Prague, Czech Republic Petr David Josek/AP
A street performer wearing a devil mask scares children on the eve of St. Nicholas
Saint Nicholas Day is a pre-Christian gift-giving holiday celebrated across Europe on December 5, during which a benevolent figure dressed in some variant of the universally recognizable garb of father Christmas doles out treats to good children. Then there’s this guy. In the evening during the week leading up to Saint Nicholas Day Krampus roams the town rattling rusty chains and bells, often carrying a sack into which he is said to deposit naughty children who are never to be seen again. Rather than, gifts Krampus delivers lumps of coal and rotten bundles.

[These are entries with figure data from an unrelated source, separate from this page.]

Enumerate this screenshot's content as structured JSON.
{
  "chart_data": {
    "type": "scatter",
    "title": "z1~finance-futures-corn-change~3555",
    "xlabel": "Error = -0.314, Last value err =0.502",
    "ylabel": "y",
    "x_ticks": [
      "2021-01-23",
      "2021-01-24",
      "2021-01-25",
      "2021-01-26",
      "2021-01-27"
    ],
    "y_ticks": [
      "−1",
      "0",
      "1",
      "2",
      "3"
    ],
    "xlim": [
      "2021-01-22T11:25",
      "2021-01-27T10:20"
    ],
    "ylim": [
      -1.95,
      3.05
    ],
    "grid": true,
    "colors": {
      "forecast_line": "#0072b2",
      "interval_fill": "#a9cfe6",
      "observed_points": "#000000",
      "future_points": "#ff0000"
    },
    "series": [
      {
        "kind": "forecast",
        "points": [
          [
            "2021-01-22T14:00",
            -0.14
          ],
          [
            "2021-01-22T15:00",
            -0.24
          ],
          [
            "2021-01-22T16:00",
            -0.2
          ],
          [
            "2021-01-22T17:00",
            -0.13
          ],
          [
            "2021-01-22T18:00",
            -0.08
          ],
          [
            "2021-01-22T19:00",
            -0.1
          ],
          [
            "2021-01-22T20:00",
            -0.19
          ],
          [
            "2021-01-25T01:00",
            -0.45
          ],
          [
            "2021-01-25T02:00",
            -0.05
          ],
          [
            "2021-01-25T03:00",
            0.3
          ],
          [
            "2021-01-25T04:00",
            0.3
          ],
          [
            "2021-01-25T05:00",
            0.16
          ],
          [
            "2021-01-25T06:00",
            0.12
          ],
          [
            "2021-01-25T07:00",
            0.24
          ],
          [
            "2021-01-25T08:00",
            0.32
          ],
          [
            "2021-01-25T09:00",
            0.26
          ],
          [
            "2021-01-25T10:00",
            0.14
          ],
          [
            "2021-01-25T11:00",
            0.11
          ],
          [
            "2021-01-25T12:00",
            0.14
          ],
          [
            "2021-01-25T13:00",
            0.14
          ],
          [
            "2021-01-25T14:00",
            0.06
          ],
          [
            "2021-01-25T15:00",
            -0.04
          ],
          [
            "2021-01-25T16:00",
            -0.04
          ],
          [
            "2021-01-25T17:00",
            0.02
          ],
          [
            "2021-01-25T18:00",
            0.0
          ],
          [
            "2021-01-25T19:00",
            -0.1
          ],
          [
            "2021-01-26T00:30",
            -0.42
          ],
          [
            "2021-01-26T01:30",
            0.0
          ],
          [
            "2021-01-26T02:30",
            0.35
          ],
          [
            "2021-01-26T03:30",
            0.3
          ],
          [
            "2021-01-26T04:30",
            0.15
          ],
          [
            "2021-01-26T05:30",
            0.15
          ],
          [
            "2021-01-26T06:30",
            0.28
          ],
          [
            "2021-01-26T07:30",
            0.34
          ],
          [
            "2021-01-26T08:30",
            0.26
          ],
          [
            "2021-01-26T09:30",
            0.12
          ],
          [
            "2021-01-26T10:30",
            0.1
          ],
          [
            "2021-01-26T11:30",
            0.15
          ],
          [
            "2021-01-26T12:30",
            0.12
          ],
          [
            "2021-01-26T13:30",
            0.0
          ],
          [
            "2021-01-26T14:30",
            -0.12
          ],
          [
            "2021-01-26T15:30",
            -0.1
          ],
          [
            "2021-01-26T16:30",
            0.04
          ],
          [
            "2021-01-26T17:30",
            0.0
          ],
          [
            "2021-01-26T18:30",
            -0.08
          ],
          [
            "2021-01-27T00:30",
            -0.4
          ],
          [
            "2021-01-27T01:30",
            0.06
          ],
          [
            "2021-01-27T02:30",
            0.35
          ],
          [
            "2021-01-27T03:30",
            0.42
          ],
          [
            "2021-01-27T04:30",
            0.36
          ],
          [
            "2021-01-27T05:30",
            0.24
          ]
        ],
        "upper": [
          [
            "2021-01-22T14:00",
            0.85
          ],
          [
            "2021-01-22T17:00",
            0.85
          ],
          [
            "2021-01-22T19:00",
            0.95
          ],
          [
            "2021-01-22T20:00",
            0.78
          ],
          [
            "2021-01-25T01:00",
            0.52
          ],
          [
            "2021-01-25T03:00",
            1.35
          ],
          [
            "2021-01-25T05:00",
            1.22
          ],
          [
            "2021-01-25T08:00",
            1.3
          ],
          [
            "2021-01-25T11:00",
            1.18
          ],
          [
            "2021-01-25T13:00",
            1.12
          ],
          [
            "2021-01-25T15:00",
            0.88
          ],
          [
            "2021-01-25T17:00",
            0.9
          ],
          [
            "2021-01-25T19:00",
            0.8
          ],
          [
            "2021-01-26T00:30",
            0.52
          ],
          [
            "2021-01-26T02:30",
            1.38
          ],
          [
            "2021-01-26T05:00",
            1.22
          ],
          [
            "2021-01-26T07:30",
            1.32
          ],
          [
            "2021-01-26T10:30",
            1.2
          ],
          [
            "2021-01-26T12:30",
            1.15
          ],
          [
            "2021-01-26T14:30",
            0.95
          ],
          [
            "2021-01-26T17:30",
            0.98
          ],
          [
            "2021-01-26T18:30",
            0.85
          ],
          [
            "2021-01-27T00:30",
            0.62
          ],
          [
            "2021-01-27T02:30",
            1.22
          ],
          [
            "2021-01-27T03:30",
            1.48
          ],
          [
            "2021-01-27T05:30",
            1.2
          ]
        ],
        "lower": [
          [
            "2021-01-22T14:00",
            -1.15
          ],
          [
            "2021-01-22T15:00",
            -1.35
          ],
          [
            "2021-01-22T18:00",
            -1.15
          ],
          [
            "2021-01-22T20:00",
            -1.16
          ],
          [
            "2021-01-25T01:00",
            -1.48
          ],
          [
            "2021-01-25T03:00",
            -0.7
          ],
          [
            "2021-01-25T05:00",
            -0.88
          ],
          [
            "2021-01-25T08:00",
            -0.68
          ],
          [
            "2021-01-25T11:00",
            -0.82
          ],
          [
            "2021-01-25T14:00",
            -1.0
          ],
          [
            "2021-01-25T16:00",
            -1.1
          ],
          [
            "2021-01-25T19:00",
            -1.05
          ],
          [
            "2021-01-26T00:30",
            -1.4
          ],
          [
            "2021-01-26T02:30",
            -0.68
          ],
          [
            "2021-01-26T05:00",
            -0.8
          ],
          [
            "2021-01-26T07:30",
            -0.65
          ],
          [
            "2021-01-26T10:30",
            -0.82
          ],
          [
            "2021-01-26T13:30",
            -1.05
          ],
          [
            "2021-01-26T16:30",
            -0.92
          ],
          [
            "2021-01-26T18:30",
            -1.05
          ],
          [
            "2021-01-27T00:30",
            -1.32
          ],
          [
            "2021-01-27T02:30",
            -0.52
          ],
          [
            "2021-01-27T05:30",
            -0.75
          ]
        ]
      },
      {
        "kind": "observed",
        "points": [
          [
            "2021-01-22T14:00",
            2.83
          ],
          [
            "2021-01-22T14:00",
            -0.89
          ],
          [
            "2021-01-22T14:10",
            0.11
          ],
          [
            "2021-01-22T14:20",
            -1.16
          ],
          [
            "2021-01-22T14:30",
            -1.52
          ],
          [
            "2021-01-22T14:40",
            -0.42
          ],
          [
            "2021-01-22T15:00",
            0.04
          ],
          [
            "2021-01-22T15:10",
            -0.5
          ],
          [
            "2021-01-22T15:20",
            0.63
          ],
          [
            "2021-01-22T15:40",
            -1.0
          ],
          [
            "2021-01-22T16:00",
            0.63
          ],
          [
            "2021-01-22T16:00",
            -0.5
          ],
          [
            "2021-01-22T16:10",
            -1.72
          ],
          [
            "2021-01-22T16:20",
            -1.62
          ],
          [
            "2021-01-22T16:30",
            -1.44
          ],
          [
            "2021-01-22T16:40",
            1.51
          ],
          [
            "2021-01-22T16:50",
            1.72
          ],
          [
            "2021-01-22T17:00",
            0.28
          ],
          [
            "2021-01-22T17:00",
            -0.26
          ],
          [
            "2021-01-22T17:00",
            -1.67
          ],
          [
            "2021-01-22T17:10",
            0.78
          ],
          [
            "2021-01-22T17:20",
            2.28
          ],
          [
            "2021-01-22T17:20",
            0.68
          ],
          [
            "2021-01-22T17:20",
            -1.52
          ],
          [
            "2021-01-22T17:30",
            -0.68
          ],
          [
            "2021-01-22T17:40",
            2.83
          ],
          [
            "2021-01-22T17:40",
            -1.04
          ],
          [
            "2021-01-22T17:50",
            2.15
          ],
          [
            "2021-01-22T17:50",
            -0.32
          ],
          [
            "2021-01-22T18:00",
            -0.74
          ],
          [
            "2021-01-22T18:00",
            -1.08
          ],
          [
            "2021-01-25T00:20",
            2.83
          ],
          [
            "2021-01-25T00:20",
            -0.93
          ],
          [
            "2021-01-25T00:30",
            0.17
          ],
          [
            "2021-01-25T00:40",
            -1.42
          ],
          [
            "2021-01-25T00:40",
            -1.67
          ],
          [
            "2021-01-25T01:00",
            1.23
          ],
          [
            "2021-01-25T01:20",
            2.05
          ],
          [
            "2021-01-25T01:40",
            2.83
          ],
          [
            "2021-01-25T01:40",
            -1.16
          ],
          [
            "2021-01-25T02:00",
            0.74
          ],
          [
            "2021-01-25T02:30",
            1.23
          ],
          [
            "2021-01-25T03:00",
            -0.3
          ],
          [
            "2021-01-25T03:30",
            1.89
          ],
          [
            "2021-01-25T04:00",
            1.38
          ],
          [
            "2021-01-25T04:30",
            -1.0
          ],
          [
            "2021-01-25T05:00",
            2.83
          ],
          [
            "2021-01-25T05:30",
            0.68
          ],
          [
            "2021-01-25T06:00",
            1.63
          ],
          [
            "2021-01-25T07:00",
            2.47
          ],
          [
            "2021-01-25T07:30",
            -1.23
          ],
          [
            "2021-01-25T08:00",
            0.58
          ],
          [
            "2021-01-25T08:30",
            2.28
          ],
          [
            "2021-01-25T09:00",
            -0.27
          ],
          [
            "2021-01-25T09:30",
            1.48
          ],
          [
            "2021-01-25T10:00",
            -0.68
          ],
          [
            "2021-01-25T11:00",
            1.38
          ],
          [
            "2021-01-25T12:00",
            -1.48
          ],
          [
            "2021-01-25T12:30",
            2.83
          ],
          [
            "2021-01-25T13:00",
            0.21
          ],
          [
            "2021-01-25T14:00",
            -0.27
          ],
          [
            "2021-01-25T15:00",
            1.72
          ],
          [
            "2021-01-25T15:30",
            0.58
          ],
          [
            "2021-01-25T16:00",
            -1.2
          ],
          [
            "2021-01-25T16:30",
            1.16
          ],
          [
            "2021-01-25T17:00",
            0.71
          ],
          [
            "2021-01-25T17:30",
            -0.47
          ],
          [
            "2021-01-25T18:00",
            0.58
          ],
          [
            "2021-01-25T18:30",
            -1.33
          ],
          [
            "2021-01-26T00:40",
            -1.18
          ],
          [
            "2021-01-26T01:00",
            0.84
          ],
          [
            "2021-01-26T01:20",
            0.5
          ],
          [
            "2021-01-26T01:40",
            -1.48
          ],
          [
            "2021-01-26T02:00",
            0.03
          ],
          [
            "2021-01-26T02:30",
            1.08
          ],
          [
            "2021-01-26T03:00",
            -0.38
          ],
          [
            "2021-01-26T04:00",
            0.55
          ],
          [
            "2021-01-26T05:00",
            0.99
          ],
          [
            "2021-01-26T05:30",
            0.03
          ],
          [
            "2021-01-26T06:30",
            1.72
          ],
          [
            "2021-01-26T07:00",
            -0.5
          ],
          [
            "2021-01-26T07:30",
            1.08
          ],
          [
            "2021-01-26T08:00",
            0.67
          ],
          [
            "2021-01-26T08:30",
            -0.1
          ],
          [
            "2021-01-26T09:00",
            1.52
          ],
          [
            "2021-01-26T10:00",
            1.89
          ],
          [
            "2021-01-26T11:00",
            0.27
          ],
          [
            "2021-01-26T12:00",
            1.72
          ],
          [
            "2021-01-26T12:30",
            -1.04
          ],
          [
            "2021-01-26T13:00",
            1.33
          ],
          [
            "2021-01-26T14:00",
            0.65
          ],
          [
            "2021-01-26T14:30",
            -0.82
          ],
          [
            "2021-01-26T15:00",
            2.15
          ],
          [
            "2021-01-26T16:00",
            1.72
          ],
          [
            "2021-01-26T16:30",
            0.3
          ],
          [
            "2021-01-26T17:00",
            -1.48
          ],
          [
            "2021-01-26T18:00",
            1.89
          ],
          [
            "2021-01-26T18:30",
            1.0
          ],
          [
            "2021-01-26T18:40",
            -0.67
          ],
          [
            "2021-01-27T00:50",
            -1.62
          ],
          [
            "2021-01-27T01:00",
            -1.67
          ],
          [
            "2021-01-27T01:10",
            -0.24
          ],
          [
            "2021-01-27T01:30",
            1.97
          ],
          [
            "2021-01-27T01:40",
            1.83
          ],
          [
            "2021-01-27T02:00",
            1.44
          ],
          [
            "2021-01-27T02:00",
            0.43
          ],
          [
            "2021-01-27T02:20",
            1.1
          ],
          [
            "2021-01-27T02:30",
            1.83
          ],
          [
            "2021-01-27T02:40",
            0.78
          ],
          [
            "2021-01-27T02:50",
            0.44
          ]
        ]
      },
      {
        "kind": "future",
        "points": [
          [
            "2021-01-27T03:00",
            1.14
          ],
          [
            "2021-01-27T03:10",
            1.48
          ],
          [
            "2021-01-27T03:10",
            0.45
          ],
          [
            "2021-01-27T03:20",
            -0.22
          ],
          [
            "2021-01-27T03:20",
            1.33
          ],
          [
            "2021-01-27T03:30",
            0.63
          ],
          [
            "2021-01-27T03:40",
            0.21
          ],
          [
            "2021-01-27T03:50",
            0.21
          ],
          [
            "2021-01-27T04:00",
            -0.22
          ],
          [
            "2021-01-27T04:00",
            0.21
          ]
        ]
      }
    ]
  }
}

–Manny Howard, deputy editor
Lens, France Denis Charlet/Getty
A sculpture by the Swiss artist Markus Raetz is displayed at the Louvre-Lens museum in France
Is it a man in a top hat? or a rabbit resting on its haunches?
Swiss artist Markus Raetz's sculpture is conundrum.
Artwork like this piece reminds me of the importance of acknowledging perspective. It reminds me that perspective is never wrong, but it is also never the absolute truth. Many will agree Raet'z piece is both man and rabbit. It is likely that some will decide it is a man without looking in the strategically placed mirror. Yet, others may take the mirror as truth and decide it is a rabbit. And to someone, the sculpture may not register as either.
As we also witnessed in the war over "the dress" meme in 2015, blue-and-black versus white-and-gold divided the Internet. But perspective can divide more than just the world wide web or museum-goers—as art imitates life— it can even divide nations.
Raetz's piece will be on display through next September at the Lourve-Lens in France.
–Grace Guarnieri, editorial intern
Loon-Plage, France Phillipe Hugen/Getty
Chickens in a henhouse in Loon-Plage, a French commune in northern France
I'll ignore the bird flu aspect of this photo and instead say how tasty these chicken look. I mean, c'mon. Just imagine them deep-fried on a plate next to a perfectly buttered biscuit. Funny to think I was once vegan.
–Tatiana Baez, social media coordinator
Kabul, Afghanistan Shah Marai/Getty
A young boy working as a balloon vendor waits for customers in Kabul
For many children the idea of a balloon conjures up delightful thoughts of birthday parties. And when a balloon is freed from its cumbersome tether, there's a chance to play that game of catch that inevitably leads to a sad pop. This child in Kabul seems sad for another reason: Perhaps it's because he is not free to play but rather is tied up in a sales role, marketing these elastic expressions of joy.